What document comprises five volumes, 34 chapters, 2,238 pages and weighs 18 pounds?

Is it:

(A) Rocky Anderson's memoirs, titled Song of Myself;

(B) Patrick Byrne's new IQ test;

(C) Mitt Romney's answer to "the Mormon question";

(D) Mountain View Corridor's Draft Environmental Impact Statement.

If you chose (D), you would be correct. You also would be a certifiable transportation policy wonk.

However, if you plan on living on the Wasatch Front for the next 20 years, you might want to crack the Mountain View document's pages, if only to see where the Salt Lake Valley's proposed west-side freeway and mass transit corridor might be located and where it might cut through Lehi to join I-15 in northern Utah County. There's also the question of whether it would be a toll road. What's more, you may actually influence those decisions.

The Utah Department of Transportation will convene hearings this week to hear public comment. The schedule is:

* Today, 4-8 p.m., Hunter High School, 4200 S. 5600 West, West Valley City;

* Thursday, 4-8 p.m., Willow Creek Middle School, Lehi;

* Saturday, 2-6 p.m., Copper Hills High School, 5445 W. New Bingham Highway, West Jordan.

If you can't make the hearings, you still can file comments before Jan. 24, 2008, via e-mail to mountainview@utah.gov or by mail to Mountain View Corridor, care of Parsons Brinckerhoff, 488 E. Winchester St., Suite 400, Murray, Utah 84107.

UDOT has done a decent job of summarizing the information and making it digestible on the project Web site www.udot.utah.gov/mountainview. The complete study also is there. Hard copies are accessible at selected local libraries.

In Salt Lake County, the highway corridor will be located near either 5800 West (the preferred alternative) or 7200 West.

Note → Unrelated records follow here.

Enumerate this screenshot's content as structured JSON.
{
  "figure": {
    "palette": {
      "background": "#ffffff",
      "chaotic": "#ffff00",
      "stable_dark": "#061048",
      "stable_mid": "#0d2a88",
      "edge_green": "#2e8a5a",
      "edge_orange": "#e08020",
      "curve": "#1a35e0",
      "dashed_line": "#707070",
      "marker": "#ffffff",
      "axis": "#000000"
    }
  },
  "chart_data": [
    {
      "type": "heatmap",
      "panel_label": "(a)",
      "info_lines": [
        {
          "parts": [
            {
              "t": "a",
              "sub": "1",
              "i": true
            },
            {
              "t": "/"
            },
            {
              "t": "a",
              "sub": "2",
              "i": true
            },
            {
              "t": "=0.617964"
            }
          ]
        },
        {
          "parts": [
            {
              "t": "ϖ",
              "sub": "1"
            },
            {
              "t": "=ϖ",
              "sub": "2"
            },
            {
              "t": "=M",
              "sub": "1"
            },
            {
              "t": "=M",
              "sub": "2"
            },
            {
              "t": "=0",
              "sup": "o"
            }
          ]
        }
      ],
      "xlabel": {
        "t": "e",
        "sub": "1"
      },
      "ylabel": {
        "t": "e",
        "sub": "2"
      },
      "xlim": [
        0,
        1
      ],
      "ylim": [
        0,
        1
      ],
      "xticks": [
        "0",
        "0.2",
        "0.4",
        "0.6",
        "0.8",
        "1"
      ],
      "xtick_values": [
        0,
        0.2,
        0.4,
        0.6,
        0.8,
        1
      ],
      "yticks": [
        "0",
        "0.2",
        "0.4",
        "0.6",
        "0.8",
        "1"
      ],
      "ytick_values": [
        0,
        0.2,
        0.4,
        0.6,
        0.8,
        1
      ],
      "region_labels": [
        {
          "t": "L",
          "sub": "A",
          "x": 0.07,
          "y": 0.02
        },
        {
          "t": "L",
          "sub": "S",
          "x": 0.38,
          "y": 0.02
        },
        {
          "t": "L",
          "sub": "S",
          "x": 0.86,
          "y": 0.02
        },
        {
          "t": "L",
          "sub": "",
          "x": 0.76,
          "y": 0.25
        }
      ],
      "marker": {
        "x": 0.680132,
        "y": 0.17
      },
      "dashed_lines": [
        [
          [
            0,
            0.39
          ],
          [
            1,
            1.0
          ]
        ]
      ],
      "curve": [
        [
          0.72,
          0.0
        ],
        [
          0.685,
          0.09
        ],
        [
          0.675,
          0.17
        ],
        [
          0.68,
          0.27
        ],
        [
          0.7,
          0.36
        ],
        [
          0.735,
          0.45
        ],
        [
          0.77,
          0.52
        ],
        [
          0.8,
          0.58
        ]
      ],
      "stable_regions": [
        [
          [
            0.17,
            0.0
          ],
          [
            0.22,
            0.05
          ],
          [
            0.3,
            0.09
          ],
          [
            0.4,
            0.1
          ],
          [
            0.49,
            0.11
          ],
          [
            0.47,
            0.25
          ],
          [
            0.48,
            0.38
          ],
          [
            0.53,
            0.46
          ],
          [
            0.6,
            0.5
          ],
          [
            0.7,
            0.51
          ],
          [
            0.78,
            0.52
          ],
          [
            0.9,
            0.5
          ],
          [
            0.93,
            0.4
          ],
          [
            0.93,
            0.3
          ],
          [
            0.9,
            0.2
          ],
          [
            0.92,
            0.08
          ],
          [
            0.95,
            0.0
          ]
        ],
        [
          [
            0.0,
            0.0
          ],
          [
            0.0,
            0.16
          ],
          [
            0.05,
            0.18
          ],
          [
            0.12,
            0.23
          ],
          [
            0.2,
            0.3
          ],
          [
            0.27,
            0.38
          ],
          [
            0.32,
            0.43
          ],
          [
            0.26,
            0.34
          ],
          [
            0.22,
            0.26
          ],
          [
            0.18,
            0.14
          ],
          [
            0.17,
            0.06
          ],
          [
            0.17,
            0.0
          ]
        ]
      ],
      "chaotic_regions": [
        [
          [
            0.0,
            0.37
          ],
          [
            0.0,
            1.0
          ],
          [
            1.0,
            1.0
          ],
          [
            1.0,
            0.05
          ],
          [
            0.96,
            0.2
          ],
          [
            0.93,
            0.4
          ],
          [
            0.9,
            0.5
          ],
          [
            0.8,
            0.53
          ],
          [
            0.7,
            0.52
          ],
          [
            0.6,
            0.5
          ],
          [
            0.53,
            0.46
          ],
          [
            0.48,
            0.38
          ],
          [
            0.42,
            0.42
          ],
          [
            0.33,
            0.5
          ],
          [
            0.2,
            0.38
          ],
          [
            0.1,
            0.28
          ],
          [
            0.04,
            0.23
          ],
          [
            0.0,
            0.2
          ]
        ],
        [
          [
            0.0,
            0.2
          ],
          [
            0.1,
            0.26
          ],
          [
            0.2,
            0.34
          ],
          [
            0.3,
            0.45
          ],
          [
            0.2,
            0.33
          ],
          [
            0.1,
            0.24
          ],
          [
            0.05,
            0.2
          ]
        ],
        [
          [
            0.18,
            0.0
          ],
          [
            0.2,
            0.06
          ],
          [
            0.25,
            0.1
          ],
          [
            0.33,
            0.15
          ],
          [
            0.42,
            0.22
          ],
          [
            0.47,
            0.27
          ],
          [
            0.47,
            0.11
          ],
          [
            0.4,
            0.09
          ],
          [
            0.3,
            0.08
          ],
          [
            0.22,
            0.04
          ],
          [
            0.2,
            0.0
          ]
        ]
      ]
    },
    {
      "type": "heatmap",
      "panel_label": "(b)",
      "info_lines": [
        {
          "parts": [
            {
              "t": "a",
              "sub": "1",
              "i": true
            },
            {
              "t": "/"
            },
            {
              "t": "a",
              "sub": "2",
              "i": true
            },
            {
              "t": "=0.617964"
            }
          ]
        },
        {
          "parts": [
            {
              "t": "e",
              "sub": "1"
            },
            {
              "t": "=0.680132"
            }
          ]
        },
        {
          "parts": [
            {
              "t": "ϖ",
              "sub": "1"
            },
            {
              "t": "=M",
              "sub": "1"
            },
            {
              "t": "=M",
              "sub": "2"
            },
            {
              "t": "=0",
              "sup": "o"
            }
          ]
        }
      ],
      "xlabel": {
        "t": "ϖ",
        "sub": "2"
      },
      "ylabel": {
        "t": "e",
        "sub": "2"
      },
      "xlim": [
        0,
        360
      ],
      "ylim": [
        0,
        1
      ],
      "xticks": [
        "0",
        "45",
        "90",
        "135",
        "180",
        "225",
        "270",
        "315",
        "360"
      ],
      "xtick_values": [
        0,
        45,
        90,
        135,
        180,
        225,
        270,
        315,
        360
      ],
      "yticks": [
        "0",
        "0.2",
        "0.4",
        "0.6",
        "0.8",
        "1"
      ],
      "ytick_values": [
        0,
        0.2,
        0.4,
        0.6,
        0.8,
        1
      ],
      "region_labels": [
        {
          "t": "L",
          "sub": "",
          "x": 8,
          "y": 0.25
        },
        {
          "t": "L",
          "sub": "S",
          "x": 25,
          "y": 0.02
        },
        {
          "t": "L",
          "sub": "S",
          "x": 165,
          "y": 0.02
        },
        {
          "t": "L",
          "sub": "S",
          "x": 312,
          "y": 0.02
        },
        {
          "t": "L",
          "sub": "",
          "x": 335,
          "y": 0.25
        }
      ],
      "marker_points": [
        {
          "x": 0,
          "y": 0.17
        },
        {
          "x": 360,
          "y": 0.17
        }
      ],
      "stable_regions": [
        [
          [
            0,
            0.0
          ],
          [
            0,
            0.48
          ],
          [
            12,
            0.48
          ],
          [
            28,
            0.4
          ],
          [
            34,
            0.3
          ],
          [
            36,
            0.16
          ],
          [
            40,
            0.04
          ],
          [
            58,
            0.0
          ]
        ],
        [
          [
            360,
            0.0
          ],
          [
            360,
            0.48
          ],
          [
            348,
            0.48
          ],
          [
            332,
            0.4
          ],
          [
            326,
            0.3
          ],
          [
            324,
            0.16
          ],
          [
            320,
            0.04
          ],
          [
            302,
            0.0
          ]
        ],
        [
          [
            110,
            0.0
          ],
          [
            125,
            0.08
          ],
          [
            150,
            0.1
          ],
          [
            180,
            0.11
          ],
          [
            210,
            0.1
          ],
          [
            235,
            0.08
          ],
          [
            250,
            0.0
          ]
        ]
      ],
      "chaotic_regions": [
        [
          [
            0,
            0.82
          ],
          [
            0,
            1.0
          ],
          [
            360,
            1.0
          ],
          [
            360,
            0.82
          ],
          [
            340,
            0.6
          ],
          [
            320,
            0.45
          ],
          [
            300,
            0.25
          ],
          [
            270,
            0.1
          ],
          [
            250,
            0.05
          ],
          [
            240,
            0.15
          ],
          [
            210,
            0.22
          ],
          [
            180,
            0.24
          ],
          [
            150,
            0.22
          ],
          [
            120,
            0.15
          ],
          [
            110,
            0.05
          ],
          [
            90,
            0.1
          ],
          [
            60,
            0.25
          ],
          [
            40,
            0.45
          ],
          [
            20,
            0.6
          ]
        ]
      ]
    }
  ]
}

A dedicated mass transit corridor is anticipated near 5600 West.

Opponents of the highway in Salt Lake County have identified several concerns, among them the proximity to existing schools.

In Lehi, UDOT's preferred route of a connector freeway at 2100 North has sparked intense opposition from the city government, which proposes an alternative alignment at 4800 North in the Jordan River Narrows. In fact, there are several alternatives on the boards in Lehi, some involving freeways and another using arterial streets.

If you want to have a voice, now's the time to sound off.